REPUBLIKA.CO.ID, JAKARTA -- Dewan Pertimbangan Majelis Ulama Indonesia (MUI) meminta Presiden dan aparat penegak hukum tidak main-main dengan rasa keadilan masyarakat. Sikap tersebut dinyatakan Dewan Pertimbangan MUI usai melakukan rapat pleno yang membahas perkembangan kondisi keumatan dan kebangsaan terkini di Gedung MUI, Rabu (9/11).
"Ini adalah rapat pleno Dewan Pertimbangan MUI yang anggotanya terdiri dari 70 ormas-ormas Islam dan 29 tokoh individual, baik ulama, zuama maupun cendekiawan Muslim, jadi tingkatnya tinggi," kata Ketua Dewan Pertimbangan (MUI), Din Syamsuddin, kepada Republika.co.id di Gedung MUI, Rabu (9/11).

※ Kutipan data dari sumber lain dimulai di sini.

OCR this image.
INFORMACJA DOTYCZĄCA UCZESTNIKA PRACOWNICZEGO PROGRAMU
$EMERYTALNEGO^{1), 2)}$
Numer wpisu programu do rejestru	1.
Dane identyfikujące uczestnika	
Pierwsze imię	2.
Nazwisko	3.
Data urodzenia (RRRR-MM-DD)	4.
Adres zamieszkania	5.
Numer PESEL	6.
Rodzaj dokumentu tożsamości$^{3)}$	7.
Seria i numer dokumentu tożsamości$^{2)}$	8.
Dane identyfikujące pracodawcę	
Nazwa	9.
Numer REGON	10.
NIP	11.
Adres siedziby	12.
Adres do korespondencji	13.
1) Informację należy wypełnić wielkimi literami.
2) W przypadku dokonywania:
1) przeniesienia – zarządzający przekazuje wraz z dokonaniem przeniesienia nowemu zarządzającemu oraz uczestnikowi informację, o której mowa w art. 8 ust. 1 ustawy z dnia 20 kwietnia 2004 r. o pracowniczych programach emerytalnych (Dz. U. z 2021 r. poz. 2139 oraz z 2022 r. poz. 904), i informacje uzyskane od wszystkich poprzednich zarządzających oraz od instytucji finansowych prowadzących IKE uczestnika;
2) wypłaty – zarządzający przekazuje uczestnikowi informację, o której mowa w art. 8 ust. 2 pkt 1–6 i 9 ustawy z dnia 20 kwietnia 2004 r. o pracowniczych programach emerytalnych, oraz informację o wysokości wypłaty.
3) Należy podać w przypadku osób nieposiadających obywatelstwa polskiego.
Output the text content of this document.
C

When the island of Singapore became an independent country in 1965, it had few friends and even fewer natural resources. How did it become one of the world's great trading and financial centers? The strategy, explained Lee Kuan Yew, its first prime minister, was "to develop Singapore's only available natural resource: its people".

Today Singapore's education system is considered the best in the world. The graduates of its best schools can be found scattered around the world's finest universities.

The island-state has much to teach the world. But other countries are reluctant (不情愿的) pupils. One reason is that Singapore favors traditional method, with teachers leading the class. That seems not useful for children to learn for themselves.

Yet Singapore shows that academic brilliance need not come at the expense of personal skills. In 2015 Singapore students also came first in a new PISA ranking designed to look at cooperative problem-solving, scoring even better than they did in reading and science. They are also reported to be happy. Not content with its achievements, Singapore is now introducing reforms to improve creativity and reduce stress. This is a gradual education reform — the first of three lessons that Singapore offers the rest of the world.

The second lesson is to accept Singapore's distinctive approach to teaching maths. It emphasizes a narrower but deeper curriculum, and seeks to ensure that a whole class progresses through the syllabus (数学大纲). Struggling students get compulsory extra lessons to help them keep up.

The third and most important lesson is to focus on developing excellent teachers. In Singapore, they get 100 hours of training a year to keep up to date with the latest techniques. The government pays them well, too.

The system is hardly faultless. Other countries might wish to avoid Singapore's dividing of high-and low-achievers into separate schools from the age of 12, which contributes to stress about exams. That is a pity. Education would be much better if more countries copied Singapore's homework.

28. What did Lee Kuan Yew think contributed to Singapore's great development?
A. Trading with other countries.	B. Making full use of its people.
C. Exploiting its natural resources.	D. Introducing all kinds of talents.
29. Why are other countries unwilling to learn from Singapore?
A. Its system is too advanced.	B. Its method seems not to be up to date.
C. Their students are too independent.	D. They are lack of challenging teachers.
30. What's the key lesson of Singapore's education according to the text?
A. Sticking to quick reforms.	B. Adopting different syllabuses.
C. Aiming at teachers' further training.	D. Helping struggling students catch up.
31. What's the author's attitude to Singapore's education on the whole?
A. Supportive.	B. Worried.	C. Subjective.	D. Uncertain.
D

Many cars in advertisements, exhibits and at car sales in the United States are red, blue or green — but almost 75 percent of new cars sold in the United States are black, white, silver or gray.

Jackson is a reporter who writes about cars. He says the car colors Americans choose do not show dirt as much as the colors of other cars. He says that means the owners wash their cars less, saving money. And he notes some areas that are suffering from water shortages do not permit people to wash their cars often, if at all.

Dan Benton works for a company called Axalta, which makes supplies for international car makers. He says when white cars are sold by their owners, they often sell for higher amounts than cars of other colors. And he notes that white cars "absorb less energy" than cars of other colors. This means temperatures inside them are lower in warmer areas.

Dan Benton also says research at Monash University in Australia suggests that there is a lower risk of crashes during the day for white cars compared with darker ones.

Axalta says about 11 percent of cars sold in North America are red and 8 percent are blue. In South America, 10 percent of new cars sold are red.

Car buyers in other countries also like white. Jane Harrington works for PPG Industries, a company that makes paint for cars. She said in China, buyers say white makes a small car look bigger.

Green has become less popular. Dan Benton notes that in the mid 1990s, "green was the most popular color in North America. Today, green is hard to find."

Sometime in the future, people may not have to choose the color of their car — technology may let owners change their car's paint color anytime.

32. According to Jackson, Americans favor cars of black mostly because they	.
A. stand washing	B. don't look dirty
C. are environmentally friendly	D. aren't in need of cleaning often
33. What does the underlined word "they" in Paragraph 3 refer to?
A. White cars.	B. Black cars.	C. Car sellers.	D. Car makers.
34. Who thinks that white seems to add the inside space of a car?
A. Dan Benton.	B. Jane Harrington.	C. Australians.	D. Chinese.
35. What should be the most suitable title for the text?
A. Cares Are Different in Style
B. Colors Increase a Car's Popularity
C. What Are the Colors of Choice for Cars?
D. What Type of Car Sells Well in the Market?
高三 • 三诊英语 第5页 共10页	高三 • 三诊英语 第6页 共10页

Ia menerangkan, dampak kasus penistaan agama, kitab suci dan ulama sudah merambah ke daerah-daerah. Jika penanganannya salah dan tidak berkeadilan serta ada kezaliman, reaksi yang akan timbul tidak bisa dihalang-halangi. Mungkin MUI tidak sanggup menghalangi umat Islam dan tidak hanya umat Islam.
Dia menegaskan, apalagi perkara penistaan agama tersebut berhimpit dengan rasa ketidakadilan ekonomi. Masyarakat tahu fenomena Ahok hanya salah satu masalah saja, di belakangnya ada masalah besar bagi bangsa ini.
"Ada ketidakadilan, ada kesenjangan ekonomi. Nah, kalau ini berhimpitan, itu bukan persoalan kecil. Maka pesannya, pemerintah dari Presiden dan aparat hukum, jangan bermain-main dengan rasa keadilan masyarakat," jelasnya.
Dia menerangkan, jangan sampai bangsa yang ber-Bhinneka Tunggal Ika dan majemuk atas dasar agama, suku, budaya dan bahasa terganggu. Jadi, kata dia, jangan karena ulah satu orang, kemudian ribut, sibuk, umat Islam pecah dengan umat lain. Menurut Din, hal tersebut yang sangat disayangkan dan memprihatinkan.
Karenanya, Dewan Pertimbangan MUI mengajak semuanya untuk bersama-sama menjaga negara Bhinneka Tunggal Ika. Untuk mengantisipasi hal-hal yang tidak diinginkan, maka jalan terbaik adalah dengan penegakan hukum yang berkeadilan. "Secara berkeadilan, tepat, transparan dan memperhatikan rasa keadilan masyarakat," ujarnya.
Ia mengatakan, maksudnya secara berkeadilan dapat dilihat dari saksi-saksi ahli yang dipanggil dan mengutak-atik permasalahan kata-kata. Jika ada ketidakadilan akan terlihat. Ia menegaskan, pihaknya hanya ingin mengingatkan semua pihak, untuk mengambil hikmahnya.
Menurutnya, jangan sampai membawa pertentangan antaragama atau antaretnis. Umat Islam jangan melihat ini sebagai persoalan dengan seseorang yang kebetulan beragama lain. Kasus penistaan agama, kitab suci, dan ulama tidak ada urusan dengan agama lain dan etnik lain.